Good Earth State Park at Blood Run National Historic Landmark
Trail System at Good Earth State Park at Blood Run
Visitor Center progress
State Park Layout
Design of the future Visitor Center
Good Earth State Park is South Dakota’s newest State Park; its land base contains world-famous cultural and historic assets fifteen minutes from Sioux Falls. Governor Daugaard refers to this projects as “South Dakota’s top priority for conservation and resource protection.”
The new park borders the Big Sioux River at Blood Run Creek. Abundant wildlife, fertile flood plains, fresh water springs, old-growth forest and nearby catlinite (pipestone) quarries made the area a prominent sacred ceremonial and trading location for thousands of indigenous peoples from 1500 until 1700. The Native American history at the site dates back more than 8,000 years.
Dotted with artifacts and lands of archaeological importance, the landmark is the largest and most significant repository of Oneota culture and history in the world. It is also a place of great beauty and serenity and is located just eight miles southeast of downtown Sioux Falls.
The Blood Run archeological sites in both Iowa and South Dakota were designated a National Historic Landmark in 1970. The State of South Dakota and visionary private individuals began efforts to secure some of the 1,200 acres of the Landmark on the South Dakota (west) side of the Big Sioux River for public ownership in 1996. Additional land purchases have taken place at an accelerated pace since 2011.

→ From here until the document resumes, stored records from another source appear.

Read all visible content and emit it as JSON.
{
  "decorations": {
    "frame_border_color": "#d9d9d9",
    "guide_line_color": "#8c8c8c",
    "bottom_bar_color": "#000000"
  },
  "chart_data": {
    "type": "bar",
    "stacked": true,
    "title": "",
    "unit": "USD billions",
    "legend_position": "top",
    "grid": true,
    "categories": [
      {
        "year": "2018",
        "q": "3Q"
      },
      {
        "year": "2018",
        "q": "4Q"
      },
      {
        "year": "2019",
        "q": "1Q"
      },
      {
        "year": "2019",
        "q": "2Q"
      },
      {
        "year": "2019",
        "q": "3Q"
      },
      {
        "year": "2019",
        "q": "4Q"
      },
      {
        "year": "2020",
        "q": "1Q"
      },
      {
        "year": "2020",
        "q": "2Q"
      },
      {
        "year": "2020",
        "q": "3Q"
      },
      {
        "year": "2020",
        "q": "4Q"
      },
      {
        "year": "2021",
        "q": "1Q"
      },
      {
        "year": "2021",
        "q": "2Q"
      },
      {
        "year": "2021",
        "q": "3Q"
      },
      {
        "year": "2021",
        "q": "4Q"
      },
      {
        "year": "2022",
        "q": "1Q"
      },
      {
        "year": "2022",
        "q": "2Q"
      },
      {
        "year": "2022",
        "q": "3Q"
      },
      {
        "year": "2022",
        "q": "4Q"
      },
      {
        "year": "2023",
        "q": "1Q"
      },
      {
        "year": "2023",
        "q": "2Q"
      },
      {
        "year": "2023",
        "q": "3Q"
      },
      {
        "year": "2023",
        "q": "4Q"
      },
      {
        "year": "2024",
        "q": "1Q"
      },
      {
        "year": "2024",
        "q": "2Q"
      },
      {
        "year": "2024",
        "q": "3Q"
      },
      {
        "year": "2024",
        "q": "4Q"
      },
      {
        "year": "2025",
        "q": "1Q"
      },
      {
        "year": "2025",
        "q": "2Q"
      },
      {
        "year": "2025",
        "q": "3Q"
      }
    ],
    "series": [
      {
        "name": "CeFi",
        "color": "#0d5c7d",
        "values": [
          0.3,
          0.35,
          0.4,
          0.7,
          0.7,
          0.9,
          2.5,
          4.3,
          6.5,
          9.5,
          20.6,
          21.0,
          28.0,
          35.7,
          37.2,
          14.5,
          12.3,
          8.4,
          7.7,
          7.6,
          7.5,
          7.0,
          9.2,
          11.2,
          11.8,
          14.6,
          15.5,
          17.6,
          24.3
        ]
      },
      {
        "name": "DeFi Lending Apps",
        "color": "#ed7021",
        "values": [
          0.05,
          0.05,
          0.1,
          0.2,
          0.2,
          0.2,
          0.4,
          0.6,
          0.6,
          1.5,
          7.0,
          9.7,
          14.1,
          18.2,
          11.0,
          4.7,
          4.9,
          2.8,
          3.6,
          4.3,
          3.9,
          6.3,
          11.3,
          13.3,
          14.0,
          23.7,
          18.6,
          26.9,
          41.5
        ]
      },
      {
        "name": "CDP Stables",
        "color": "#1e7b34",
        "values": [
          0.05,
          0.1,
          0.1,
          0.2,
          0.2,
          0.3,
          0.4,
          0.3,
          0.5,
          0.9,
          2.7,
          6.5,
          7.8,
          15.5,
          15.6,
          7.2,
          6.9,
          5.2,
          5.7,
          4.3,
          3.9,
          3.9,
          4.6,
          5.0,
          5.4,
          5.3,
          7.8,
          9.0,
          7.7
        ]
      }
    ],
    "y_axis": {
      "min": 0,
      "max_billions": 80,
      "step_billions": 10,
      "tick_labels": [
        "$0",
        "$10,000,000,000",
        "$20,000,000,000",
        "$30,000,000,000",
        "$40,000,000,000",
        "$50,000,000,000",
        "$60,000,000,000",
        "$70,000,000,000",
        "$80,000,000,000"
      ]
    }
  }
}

A master plan was developed for this area in 2011 with substantial input from Native American tribes and other publics. Input is continually sought and incorporated into the master plan as the project moves forward. The area was designated a State Park in 2013 and many improvements have been completed including interpretive sites and popular hiking trails. Additionally, Iowa has recently begun to plan development of the eastern part of the Landmark and is coordinating its efforts with South Dakota.

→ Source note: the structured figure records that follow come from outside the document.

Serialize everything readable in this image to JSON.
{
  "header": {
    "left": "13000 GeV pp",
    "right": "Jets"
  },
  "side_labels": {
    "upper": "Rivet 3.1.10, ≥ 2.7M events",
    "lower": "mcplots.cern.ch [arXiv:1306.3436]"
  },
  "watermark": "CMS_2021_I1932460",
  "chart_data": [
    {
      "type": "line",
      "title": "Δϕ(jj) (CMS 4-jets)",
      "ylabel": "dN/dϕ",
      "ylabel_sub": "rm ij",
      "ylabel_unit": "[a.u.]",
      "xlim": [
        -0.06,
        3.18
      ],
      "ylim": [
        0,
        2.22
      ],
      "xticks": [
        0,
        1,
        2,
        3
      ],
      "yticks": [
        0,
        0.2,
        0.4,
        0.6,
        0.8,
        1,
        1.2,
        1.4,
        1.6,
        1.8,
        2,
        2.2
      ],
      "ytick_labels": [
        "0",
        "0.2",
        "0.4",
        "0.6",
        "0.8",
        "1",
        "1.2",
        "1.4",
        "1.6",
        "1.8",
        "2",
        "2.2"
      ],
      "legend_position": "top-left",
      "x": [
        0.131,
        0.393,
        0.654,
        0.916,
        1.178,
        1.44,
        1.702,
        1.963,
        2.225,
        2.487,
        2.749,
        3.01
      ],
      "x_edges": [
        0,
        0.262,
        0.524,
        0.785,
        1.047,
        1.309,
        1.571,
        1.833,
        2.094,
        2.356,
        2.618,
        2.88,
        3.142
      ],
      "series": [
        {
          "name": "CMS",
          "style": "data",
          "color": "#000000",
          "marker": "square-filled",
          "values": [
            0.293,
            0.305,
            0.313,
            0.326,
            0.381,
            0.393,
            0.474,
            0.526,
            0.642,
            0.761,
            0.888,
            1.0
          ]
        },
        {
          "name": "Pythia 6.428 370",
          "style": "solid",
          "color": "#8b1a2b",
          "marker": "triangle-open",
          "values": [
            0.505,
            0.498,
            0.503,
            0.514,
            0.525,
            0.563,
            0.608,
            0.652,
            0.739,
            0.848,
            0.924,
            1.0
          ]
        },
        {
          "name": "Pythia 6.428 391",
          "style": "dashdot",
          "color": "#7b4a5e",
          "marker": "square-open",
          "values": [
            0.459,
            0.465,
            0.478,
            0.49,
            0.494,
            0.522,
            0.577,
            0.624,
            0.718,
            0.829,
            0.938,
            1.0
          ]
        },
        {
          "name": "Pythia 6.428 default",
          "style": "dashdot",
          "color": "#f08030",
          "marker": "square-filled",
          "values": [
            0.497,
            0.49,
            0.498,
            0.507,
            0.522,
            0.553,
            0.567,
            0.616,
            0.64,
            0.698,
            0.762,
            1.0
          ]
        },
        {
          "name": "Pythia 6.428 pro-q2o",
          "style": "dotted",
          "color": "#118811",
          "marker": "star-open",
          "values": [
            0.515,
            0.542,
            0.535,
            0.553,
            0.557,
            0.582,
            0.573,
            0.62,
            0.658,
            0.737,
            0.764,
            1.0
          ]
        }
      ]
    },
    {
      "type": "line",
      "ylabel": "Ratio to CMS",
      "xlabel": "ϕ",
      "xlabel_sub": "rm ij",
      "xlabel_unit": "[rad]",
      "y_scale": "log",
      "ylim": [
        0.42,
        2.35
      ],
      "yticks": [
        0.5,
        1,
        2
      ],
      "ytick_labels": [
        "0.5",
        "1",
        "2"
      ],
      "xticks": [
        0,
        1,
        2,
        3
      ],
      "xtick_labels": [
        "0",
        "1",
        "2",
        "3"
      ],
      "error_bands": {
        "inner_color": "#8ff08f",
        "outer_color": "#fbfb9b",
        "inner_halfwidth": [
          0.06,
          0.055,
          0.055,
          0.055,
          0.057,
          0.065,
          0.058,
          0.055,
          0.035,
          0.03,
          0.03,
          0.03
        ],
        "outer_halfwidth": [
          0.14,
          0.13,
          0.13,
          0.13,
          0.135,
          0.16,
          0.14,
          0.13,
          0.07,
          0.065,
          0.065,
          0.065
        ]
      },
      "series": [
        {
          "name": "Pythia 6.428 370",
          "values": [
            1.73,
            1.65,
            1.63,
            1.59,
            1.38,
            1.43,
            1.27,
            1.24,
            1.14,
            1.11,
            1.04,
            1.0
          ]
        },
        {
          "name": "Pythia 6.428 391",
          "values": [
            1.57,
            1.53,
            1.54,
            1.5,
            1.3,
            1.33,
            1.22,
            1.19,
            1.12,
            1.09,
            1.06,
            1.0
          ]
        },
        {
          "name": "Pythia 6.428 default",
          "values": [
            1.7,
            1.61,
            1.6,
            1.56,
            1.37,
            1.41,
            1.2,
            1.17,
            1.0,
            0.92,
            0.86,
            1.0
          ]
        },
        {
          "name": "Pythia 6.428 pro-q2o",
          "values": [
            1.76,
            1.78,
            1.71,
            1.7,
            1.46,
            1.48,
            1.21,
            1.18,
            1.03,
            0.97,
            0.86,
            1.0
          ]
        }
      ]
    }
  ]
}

The discovery of 2,000-year-old geoglyphs, in 2014, delayed construction of a new visitor center at the Park. An alternate site was selected and ground was broken in late 2015 for a world-class visitor center that will portray the culture of the Oneota peoples that gave the site its significance. Construction of the new visitor center is progressing well and is scheduled to open to the public May 19, time TBD.